Recent results of the Diet and Nutrition Survey of Infants and Young Children (DNSIYC), commissioned by the Department of Health (DH) and the Food Standards Agency, reveal a proportion of toddlers are consuming more energy in food than they need.
Together with research carried out by the Infant & Toddler Forum (ITF), showing 77 per cent of parents have never received clear advice about toddler portions and only 16 per cent of parents answered a question on toddler portion sizes correctly, it is clear there is still more to be done to address and educate on toddler portion sizes.
Judy More, paediatric dietitian and member of the ITF, commented: “This DH report indicates that about 30 per cent of young toddlers, monitored during the study are in fact consuming more calories than they need. Nearly a third (31 per cent) of children aged 2-15 years are overweight or obese and over 90 per cent of the excess weight in nine year old girls and over 70 per cent in nine year old boys is gained before the child ever gets to school age. These statistics underpin the importance of focussing on education in early years nutrition if we are to avoid putting children at risk of obesity and other long-term conditions in later life. The number of calories toddlers need varies depending on their size and how active they are. When parents have no clear, accessible guidance on what sized portion is suitable for their child they serve toddlers whatever food and portion sizes they consider suitable. Often inappropriate high calorie low nutrient foods are served which toddlers tend to overeat. Parents/carers may exacerbate the problem by insisting their toddlers eat more food when they have clearly indicated they have had enough”.

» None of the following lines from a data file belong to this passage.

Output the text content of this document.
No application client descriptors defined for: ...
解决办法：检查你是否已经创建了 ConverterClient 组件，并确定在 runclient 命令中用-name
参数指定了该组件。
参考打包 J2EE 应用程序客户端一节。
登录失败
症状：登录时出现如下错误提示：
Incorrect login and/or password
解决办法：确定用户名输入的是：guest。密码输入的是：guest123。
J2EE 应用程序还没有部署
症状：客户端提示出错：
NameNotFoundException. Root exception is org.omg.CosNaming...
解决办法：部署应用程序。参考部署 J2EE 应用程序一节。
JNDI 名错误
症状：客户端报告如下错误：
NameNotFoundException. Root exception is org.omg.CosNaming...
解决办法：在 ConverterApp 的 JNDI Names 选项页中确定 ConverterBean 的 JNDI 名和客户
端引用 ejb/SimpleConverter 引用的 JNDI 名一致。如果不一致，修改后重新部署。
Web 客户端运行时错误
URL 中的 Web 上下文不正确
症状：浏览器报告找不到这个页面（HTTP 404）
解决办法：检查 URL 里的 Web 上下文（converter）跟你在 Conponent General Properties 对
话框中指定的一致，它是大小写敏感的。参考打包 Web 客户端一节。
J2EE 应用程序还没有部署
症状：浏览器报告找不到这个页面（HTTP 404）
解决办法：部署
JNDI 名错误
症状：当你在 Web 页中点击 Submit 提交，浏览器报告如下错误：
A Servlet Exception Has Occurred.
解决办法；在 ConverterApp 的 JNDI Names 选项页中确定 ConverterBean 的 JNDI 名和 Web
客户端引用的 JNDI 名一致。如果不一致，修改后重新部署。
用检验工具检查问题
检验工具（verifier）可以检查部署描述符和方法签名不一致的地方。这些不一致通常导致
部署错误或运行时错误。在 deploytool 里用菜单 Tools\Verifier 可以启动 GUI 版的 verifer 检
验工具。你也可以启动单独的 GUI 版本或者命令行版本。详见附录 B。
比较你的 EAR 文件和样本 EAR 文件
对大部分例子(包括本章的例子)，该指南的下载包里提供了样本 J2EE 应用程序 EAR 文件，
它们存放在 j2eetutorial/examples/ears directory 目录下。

“Large portion sizes, particularly of energy-dense foods, are one of the key contributing factors to obesity on children. The ITF aims to offer evidence-based advice to support families and has resources such as the award-winning Portion Sizes for Children 1-4 Years guidance which won first prize for the CPHVA/Unite Annual Professional conference best practice poster award.”
Portion Sizes for Children 1-4 Years is a free online resource that can be used as a practical, everyday guide on how much food and drink to offer infants to support them towards long-term health. It aims to reassure and equip parents with information that they are able to offer a balanced diet using these portion sizes and then allow toddlers to eat to their appetite.
The full Factsheet for practitioners, Portion Sizes for Toddlers 1–4 Years, were updated in line with the Scientific Advisory Committee on Nutrition revisions [Sept 2012] on recommendations for energy intake in the UK.
Portion Sizes for Children 1–4 Years is available as a free download from www.infantandtoddlerforum.org.
Notes to editors
The 2013 Infant & Toddler Forum Study Day for practitioners is taking place on the 31st October at The Royal Society of Medicine, London.
The Infant & Toddler Forum brings together an independent, multi-disciplinary team of experts and practitioners from paediatrics, neonatology, health visiting, dietetics, and child psychology, to share new ideas and to debate the latest thinking in infant and toddler nutrition. Best practice guidance on food and feeding for all young families is paramount for children’s health and wellbeing now and in the future. For more than eight years the Forum and its partners have strived to raise awareness and promote positive change in the field of toddler nutrition and feeding behaviour, with all guidance being in alignment with DH increased emphasis on early years intervention.